In the strip published October 13, 2014, Dilbert announced to Dogbert that his company had a new dress code, "Business Dorky". Dilbert's white shirt and striped tie were replaced with a red polo shirt and a badge on a lanyard. Subsequent strips published Monday through Saturday show all of the company employees wearing this same outfit, with the polo shirts varying in color between blue, green, yellow, red, orange, and purple. The Sunday strips continued to show the characters in their original outfits, until November 9, 2014.

==Relationship with other characters==
Dilbert lives with his pets, Dogbert and Ratbert, and the three dinosaurs Bob, Rex, and Dawn. Dilbert's mother appears once in a while in the comic and the animated series. She occasionally reveals herself to have surprisingly detailed knowledge about computer technology, further belittling Dilbert. Several fans have dubbed her "Dilmom", but she is only referenced as this in the TV series episode "Hunger". Dilbert's father never appears in the strip, but Dilbert met his father once in the TV show. When Dilbert returns, he tells his mom, "There's pie." He has spent his life since Christmas 1992 at a 24-hour "All-You-Can-Eat" restaurant in the mall. As Dilbert's biggest social difficulty is getting a date, creator Scott Adams published a phone number for interested parties to call, which was still connected to an answering machine in March, 1993.

== Real world impact ==

"Poor Dilbert. He's boxed in by his corporate cubicle, surrounded by clueless supervisors, assaulted by the latest, doomed management fad. And he's a hero to thousands.
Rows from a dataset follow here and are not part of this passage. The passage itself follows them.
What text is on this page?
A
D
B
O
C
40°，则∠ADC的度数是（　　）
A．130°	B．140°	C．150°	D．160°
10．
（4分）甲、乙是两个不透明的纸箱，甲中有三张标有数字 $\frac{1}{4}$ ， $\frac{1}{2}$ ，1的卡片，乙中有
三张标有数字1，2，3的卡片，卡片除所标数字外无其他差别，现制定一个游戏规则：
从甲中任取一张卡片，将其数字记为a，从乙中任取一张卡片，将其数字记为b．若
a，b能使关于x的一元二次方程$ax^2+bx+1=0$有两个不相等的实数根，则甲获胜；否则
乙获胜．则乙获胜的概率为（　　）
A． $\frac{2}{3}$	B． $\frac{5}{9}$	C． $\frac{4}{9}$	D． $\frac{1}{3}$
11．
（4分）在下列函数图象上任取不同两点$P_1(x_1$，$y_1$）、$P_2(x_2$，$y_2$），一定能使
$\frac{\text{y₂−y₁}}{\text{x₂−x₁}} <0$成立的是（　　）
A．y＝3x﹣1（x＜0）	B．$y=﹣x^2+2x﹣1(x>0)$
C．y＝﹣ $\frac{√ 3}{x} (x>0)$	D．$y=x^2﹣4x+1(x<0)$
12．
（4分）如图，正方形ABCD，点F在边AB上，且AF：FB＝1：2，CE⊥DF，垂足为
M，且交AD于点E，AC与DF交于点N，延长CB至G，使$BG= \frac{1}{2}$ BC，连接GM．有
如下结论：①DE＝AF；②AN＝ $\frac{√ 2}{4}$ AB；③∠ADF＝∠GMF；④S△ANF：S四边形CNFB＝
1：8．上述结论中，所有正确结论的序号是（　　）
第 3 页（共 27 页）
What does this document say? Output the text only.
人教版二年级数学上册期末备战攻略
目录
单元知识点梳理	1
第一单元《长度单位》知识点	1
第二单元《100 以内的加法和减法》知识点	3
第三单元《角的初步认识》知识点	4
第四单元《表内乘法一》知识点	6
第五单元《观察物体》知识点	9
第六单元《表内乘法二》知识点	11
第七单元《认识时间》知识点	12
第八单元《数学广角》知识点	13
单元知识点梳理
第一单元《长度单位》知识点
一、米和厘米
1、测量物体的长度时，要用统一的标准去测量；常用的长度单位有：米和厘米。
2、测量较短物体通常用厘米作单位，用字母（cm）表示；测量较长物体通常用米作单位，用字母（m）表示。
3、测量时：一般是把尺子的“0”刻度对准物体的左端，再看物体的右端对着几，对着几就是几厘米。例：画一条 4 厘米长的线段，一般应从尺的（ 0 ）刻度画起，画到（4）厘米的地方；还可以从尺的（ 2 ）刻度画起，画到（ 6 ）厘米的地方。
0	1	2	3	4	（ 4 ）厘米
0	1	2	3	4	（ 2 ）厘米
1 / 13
Somehow, the flat-topped, four-eyed, techno-head of a cartoon character is us. And mystically, he reflects what's going on in all our neurosis-filled offices."
— —Edward M. Eveld, Kansas City Star

In January 1997, Dilbert appeared on the covers of five national magazines in one week. In 2000, the Montreal Gazette noted that his visage appeared in "a wide assortment of merchandising tie-ins" such as a Visa credit card and a flavor of Ben & Jerry's ice cream (Dilbert's World Totally Nuts).

==Death and resurrection==
In a story arc spanning from September 17 to October 9, 1990, Dilbert is killed by a wild deer and Mother Nature, although he is seen alive in an unrelated September 23, 1990 strip, but is cloned back to life by the garbage man on October 5, 1990. In March 2023, after controversial comments by Adams led to newspapers dropping the comic strip, the character died before being revived by the garbage man.